Stage 4: Topic Planning

Stage 4 uses the LLM to identify what documentation topics should exist, operating on the project overview and highest-importance files:

The planning phase queries the top 20 files by PageRank, assembles their summaries, optionally includes recent git activity, and prompts the LLM to produce a Diátaxis-structured plan. The result is an array of topics with:

Title: Human-readable topic name (e.g., “Authentication System”)
Scope: What this topic covers
Priority: Order in which users should learn the content
Sections: Sub-sections within the topic
Relevant files: File paths referenced by the LLM

Reference resolution converts LLM-generated file paths to SQLite IDs using deterministic matching (exact match first, suffix match fallback).

Coverage validation ensures high-PageRank files appear in at least one topic. If core files are missed, the pipeline can optionally re-prompt the planning stage with the missing files explicitly listed.

Stage 5: Documentation Writing

Stage 5 generates the final markdown documentation files, one per topic, using Claude Sonnet with access to search and file-reading tools:

Context gathering pre-loads relevant file summaries, symbols, and cross-reference data from SQLite before invoking the LLM, reducing tool calls and context window usage.

Draft generation invokes the writer with a structured prompt requesting 200-500 word markdown with code examples, cross-references, and proper markdown formatting. The writer has access to two tools:

search_codebase: Query Meilisearch for files/symbols related to a concept
read_file: Read full source of a specific file by path

The LLM is limited to 2-3 tool calls per topic to control costs.

Cross-referencing post-processes markdown files to detect topic title mentions and inject internal links, then generates a README.md table of contents.
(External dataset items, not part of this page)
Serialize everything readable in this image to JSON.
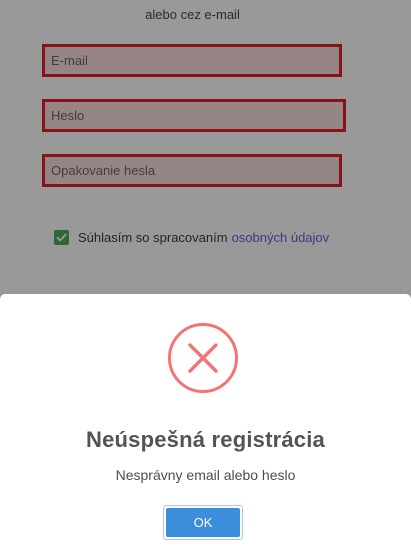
{
  "form": {
    "alt_label": "alebo cez e-mail",
    "email_placeholder": "E-mail",
    "password_placeholder": "Heslo",
    "password_repeat_placeholder": "Opakovanie hesla",
    "consent_text": "Súhlasím so spracovaním",
    "consent_link": "osobných údajov",
    "consent_checked": true
  },
  "modal": {
    "icon": "error-x-icon",
    "title": "Neúspešná registrácia",
    "message": "Nesprávny email alebo heslo",
    "ok_label": "OK"
  },
  "colors": {
    "error_border": "#e1202a",
    "checkbox": "#4caf50",
    "link": "#5b66d6",
    "ok_button": "#3c8ddc",
    "error_icon": "#f27474"
  }
}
Output validation checks for word count (minimum 100 words), language tags on code blocks, and broken internal links, emitting warnings for quality issues.

Incremental Processing

The pipeline supports efficient re-runs on modified codebases:

Changed files: Files with altered checksums re-enter at Stage 2 (structure extraction)
Folder updates: If any file in a folder changed, its summary is regenerated
Topic updates: Only topics referencing changed files are rewritten
Full replan: Stage 4 is re-run only if >20% of files changed, or on explicit request

This strategy dramatically reduces computation time for large repositories with small incremental changes, enabling continuous documentation updates during active development.